3-D tissue models provide unprecedented insight into human brain function and disease
Researchers have created 3-D tissue structures that recapitulate many aspects of specific human brain regions. These tiny, brain-region specific spheroids are allowing scientists to study previously inaccessible aspects of human brain development and function.
"Truly understanding the processes involved in development, assembly and dysfunction of the human brain has been difficult because we can't directly investigate or manipulate functioning human brain tissue," said Sergiu P. Pasca from Stanford University. "To overcome this challenge, we developed a way to create self-organizing 3-D tissue structures from pluripotent stem cells derived noninvasively from a single patient."
Pasca and colleagues have shown that these brain-region specific spheroids can be maintained for years, which allows the study of advanced stages of brain maturation and function.
Pasca, the recipient of the 2020 C.J. Herrick Award in Neuroanatomy, was scheduled to present this research at the American Association for Anatomy annual meeting in San Diego this month. Though the meeting, to be held in conjunction with the 2020 Experimental Biology conference, was canceled in response to the COVID-19 outbreak, the research team's abstract was published in this month's issue of The FASEB Journal.

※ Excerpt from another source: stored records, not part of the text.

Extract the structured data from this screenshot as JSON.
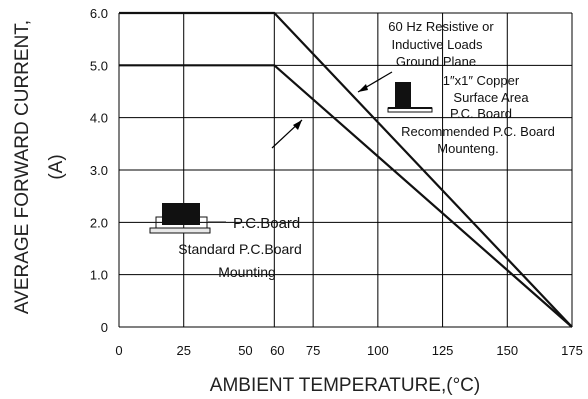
{
  "chart_data": {
    "type": "line",
    "ylabel_line1": "AVERAGE FORWARD CURRENT,",
    "ylabel_line2": "(A)",
    "xlabel": "AMBIENT TEMPERATURE,(°C)",
    "xlim": [
      0,
      175
    ],
    "ylim": [
      0,
      6
    ],
    "xticks": [
      {
        "v": 0,
        "label": "0"
      },
      {
        "v": 25,
        "label": "25"
      },
      {
        "v": 50,
        "label": "50"
      },
      {
        "v": 60,
        "label": "60"
      },
      {
        "v": 75,
        "label": "75"
      },
      {
        "v": 100,
        "label": "100"
      },
      {
        "v": 125,
        "label": "125"
      },
      {
        "v": 150,
        "label": "150"
      },
      {
        "v": 175,
        "label": "175"
      }
    ],
    "yticks": [
      {
        "v": 0,
        "label": "0"
      },
      {
        "v": 1,
        "label": "1.0"
      },
      {
        "v": 2,
        "label": "2.0"
      },
      {
        "v": 3,
        "label": "3.0"
      },
      {
        "v": 4,
        "label": "4.0"
      },
      {
        "v": 5,
        "label": "5.0"
      },
      {
        "v": 6,
        "label": "6.0"
      }
    ],
    "xgrid": [
      0,
      25,
      60,
      75,
      100,
      125,
      150,
      175
    ],
    "ygrid": [
      0,
      1,
      2,
      3,
      4,
      5,
      6
    ],
    "grid": true,
    "series": [
      {
        "x": [
          0,
          60,
          175
        ],
        "y": [
          6.0,
          6.0,
          0
        ]
      },
      {
        "x": [
          0,
          60,
          175
        ],
        "y": [
          5.0,
          5.0,
          0
        ]
      }
    ],
    "annotations": {
      "right_lines": [
        "60 Hz Resistive or",
        "Inductive Loads",
        "Ground Plane"
      ],
      "copper_lines": [
        "1″x1″ Copper",
        "Surface Area",
        "P.C. Board"
      ],
      "recommended_lines": [
        "Recommended P.C. Board",
        "Mounteng."
      ],
      "pcboard_label": "P.C.Board",
      "standard_lines": [
        "Standard P.C.Board",
        "Mounting"
      ]
    }
  }
}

The researchers have used the new stem-cell derived 3-D platform to create organoids resembling several brain regions. For example, spheroids resembling the cerebral cortex show many features of in utero neural development.
"Moreover, we have demonstrated that regionalized brain spheroids can be put together to form fused structures called brain assembloids," said Pasca. "The assembloids can then be used to investigate developmental processes that were previously inaccessible such as cell migration, long-distance connections and the formation of neural circuits."
The researchers are now using the organoids to study neuropsychiatric diseases such as a rare form of autism known as Timothy syndrome and to examine the cellular and molecular consequences of mutations associated with neuropsychiatric disorders.